Justice, diversity, equity, and inclusion

Designing innovative NbCS strategies requires the creative involvement, knowledge, and lived experience of all people [110]. All peoples and cultures have experienced nature—and the management of landscapes—in different ways. We need to incorporate perspectives on the landscape—and on perceived solutions—from indigenous and other under-represented groups. There are landscape management and sustainability lessons to be learned from women [111], indigenous peoples [112, 113], and historically marginalized racial groups [114]. These communities must be incorporated into implementation plans, ensuring fair access to incentive programs and feedback on the co-benefits and negative effects of land management changes [115]. Diverse perspectives on land stewardship can also inform the classroom environment, by encouraging different perspectives and methods of learning, by bringing in diverse voices and readings, and by supporting indigenous communities on campus [116]. Training that includes more representation in the classroom—via inclusive curriculum design or other ways to hear diverse voices—can also create a more inclusive environment [117, 118], helping provide long-term benefits by diversifying the workforce. There have been many calls to diversify professions traditionally associated with landscape management that lack diverse representation [119], and intentionally remove obstacles that prevent full participation [120]. Implementing tested retention strategies such as mentorship, inclusion in high impact academic experiences, and re-training faculty on intentional inclusion can also help create a diverse and representative future workforce [121].

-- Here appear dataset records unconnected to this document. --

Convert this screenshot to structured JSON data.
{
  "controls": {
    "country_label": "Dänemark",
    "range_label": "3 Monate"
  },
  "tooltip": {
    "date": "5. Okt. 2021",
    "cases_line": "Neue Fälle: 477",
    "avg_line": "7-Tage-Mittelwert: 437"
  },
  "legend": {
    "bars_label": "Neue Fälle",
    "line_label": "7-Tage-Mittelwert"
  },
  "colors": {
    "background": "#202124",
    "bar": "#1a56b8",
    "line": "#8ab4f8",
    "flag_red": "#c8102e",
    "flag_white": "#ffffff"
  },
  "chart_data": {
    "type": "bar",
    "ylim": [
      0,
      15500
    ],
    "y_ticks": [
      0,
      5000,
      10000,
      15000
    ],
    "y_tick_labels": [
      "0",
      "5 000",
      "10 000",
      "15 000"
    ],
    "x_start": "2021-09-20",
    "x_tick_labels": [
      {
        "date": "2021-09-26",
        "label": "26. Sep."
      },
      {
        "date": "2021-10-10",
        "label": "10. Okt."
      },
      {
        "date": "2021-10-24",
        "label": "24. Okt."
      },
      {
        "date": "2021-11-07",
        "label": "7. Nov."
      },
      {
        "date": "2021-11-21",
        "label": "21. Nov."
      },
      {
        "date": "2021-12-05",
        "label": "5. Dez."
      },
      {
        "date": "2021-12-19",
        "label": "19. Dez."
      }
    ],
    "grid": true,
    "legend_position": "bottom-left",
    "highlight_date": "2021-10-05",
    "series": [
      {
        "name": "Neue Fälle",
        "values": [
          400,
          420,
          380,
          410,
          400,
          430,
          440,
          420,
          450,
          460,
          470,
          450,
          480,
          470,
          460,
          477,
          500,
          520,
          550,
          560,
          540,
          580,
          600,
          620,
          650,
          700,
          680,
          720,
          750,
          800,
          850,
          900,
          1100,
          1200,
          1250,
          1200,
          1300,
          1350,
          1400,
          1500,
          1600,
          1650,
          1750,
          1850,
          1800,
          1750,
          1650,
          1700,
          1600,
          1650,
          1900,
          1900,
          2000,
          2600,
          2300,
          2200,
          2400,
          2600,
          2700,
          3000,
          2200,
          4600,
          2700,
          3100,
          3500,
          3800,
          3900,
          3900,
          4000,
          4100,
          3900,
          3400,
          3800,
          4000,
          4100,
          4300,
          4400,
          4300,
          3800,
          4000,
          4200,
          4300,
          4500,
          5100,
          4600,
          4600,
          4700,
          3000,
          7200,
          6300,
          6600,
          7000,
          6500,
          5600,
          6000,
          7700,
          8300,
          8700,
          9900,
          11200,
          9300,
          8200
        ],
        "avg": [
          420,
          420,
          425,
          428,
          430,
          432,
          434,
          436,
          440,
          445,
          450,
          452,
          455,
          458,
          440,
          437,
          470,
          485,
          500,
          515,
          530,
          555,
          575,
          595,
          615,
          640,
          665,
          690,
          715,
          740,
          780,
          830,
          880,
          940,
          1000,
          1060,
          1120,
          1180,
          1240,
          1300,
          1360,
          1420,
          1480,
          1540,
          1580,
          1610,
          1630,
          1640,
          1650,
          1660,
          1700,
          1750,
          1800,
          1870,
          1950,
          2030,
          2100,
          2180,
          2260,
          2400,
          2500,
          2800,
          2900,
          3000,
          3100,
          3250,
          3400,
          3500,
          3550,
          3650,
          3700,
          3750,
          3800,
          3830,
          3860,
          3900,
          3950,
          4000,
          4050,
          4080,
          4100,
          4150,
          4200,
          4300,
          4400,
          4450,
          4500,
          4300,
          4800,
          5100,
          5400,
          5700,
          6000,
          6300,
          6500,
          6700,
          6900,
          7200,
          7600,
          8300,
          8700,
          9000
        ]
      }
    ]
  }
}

Conclusions and future perspectives

Mitigating climate change will alter our energy systems and landscapes and will alter the trajectory of our built and managed environments alike. Using our managed landscapes to respond to climate change is an opportunity to pursue alongside changes in the energy sector, but we must act quickly to develop research agendas, workforce training, and implementation strategies, as NbCS are slower and less direct than energy sector decarbonization approaches [122]. We will need the development of new tools, new approaches, and new education strategies. Like NbCS themselves, many of these initiatives would have spin-off co-benefits, advancing fundamental knowledge on landscape conservation practices, integration of other disciplines (from artificial intelligence to geography or political economy) into biological engineering, and active learning in the classrooms.